After a tense 5 minutes the throng finally breaks up, a crossroads in the corridor taking most of the crowd towards either Genmod or Storemod, situated to our left and right respectively. I'm able to slip through the remaining stream of personnel heading into the single story Science Module and approach the Bio-lab at a jog, drawing a few stares from fellow scientists as I rush past. There's a commotion going on in the Avatar lab, and as I finally make my way in I can see the 3 tanks, Norm and Tom Jakes avatars attended to by a couple of technicians each while a crowd blocks my own from view. I catch the eye of Doctor Cullimore as I approach and he quickly shoos the crowd away back to their tasks, finally letting me lay eyes on…

Uh.

Well, it's not as bad as i'd hoped. The avatar looks to be healthy, the proprioceptive sims have left her with good muscle tone. There's no cracks or breaks in the tube… and yet something MUST have gone wrong somewhere. Because while my Avatar looks to be about as tall as a human adult, she's utterly dwarfed by the tank which is designed to accommodate something the size of an adult Na'vi, which she decidedly isn't. She'd fit in more with the kids at Graces school than with the adults.

My face must be a sight to behold, because before I can actually say anything Doctor Cullimore is already rushing to explain. "I pulled the logs, the growth hormone that accelerates the avatars aging during transit?

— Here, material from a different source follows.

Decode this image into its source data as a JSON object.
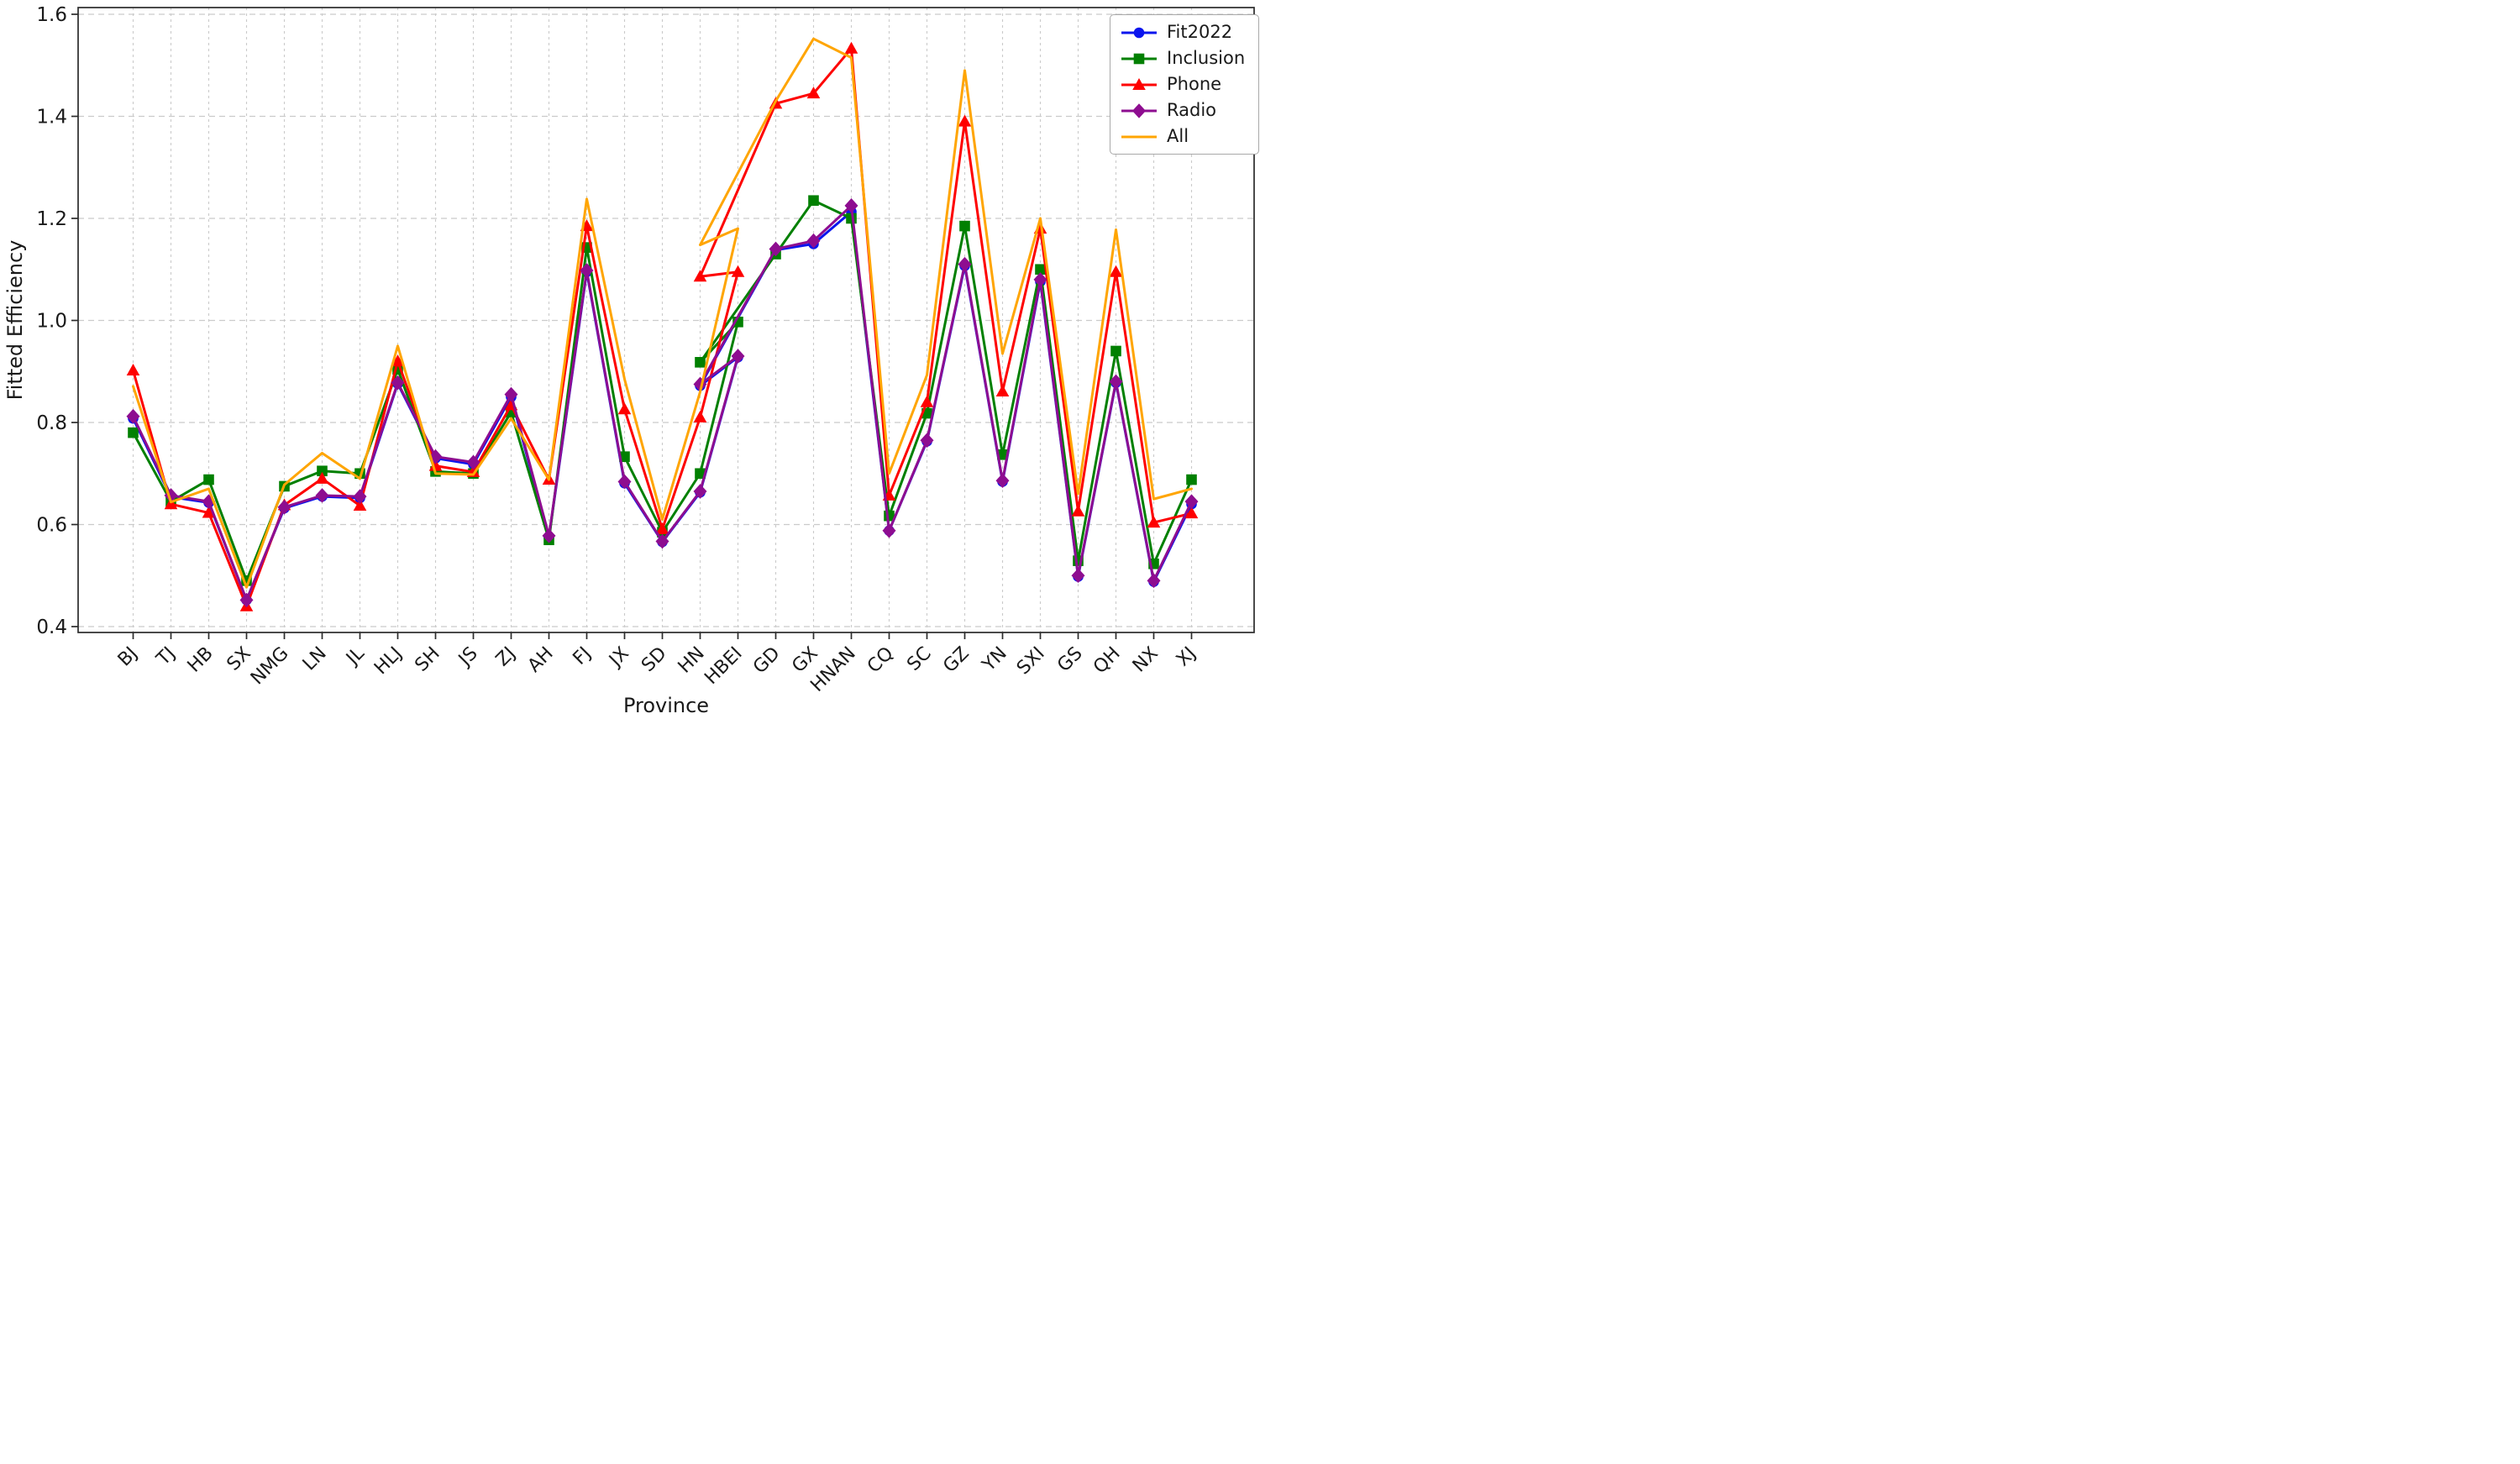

Someone at the other end must have fucked up, your tank was only outfitted with a years supply rather than enough for the whole journey. After it ran out, I'm afraid your avatar went back to aging naturally."

"...My avatar is 12 years old?"

"I'm sorry, Doctor Harris. We're going to have to take this to Grace. I know your avatar was supposed to be experimental but this is too much for me to sign off on without a second opinion, or at least some very careful scans of both your brains to make sure they'll sync. She's in her Avatar at the moment, but I'll message her to cut it short so we can go over our options. I'm Max, by the way."

The sound of Norm and Jake entering the room draws both our eyes for a moment as they make impressed sounds over their own avatars, and Max steps away to greet them with one last sympathetic nod in my direction.

I take a few moments to breathe through my panic at the thought of training for all that time, coming all this way and then not getting to use my avatar, and rest a hand on the glass of the tube, gazing at the girl inside as she twitches as if in restless sleep.

It would seem that my own dreams lie in the hands of Grace Augustine.
———————————————————————

I watched Avatar: The Way of Water last week, and came out disappointed by the story but enchanted by the world. Went back and watched the first film, to exactly the same result… what else is there to do but start a fanfic!